Протянул пацану. Тот посолил и опять принялся перемешивать. Когда решил что уже достаточно, вопросительно глянул на Настю. Та протянула свою миску. Наложив и Вандереру четвертую часть котелка, поставил его перед старшим, прикосновением указав, где котелок. Сам присел на коленях рядом. Вандерер приволок обломок трухлявой березы и устроился с другой стороны валежины. Настя не поскупилась, основательно облегчив свой мешок, и на столе хватило бы плотно поесть и большему числу едоков. Девушка подкладывала куски послаще Даньке, а тот уже делился с Енохом.
После еды все расположились поудобнее. Енох кашлянул и завел разговор.
- Что же сподвигло вас в путешествие, молодые люди?
Настя ответила:
- Надоело дома сидеть. Мир повидать охота, знакомых навестить. А вы куда путь держите?
Еноха опередил Данька:
- Мы к Оракулу идем.
Тут же последовала недовольная реакция Еноха:
- Молодой человек, сколько раз тебе повторять - не встревай, когда старшие разговаривают!
Данька недовольно засопел, но примолк.
- А ты правда ему дед? И колдун?
Енох ответил:
- Да, он мой внук. От младшего сына остался. Трое их у меня было. И всех троих я пережил. - Горечь явственно слышалась в голосе старика. - Но я не колдун. Не дано мне. А вот видеть - вижу.

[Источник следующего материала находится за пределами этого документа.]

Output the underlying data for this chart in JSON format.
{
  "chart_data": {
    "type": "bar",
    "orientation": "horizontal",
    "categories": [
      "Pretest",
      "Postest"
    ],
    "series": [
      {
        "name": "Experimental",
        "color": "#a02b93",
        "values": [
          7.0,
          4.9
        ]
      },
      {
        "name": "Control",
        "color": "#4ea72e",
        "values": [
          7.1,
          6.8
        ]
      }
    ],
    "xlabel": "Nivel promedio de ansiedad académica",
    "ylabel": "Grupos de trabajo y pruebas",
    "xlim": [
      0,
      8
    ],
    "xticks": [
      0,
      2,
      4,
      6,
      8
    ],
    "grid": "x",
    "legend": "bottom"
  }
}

- Как? - Не понял Вандерер. - У тебя же...
- Нет, не глазами. Не так как люди глазами. Это сложно объяснить словами.
- Деда вас за четыре полета стрелы почувствовал. - Опять не удержался Данька.
- Вижу я не облик, скорее суть, связь - не знаю, как объяснить.
Вандереру стало интересно.
- И что же ты видишь, скажем, во мне?
Енох помолчал немного:
- Ты опасный человек для мира. В тебя потоками льются две противоположные силы - разрушения и созидания. Пока ни одна из них не взяла верх. Но это рано или поздно случится. Если ты не научишься их смешивать. И если одна из сил, безразлично какая, возобладает, миру туго придется. Еще вижу второе твое лицо. Но оно где-то далеко.
Вандерер скептически пожал плечами:
- Ты говоришь как гадалка. Ты даже назвал меня человеком.
- Ты и есть человек. У тебя есть душа. Это я хорошо вижу.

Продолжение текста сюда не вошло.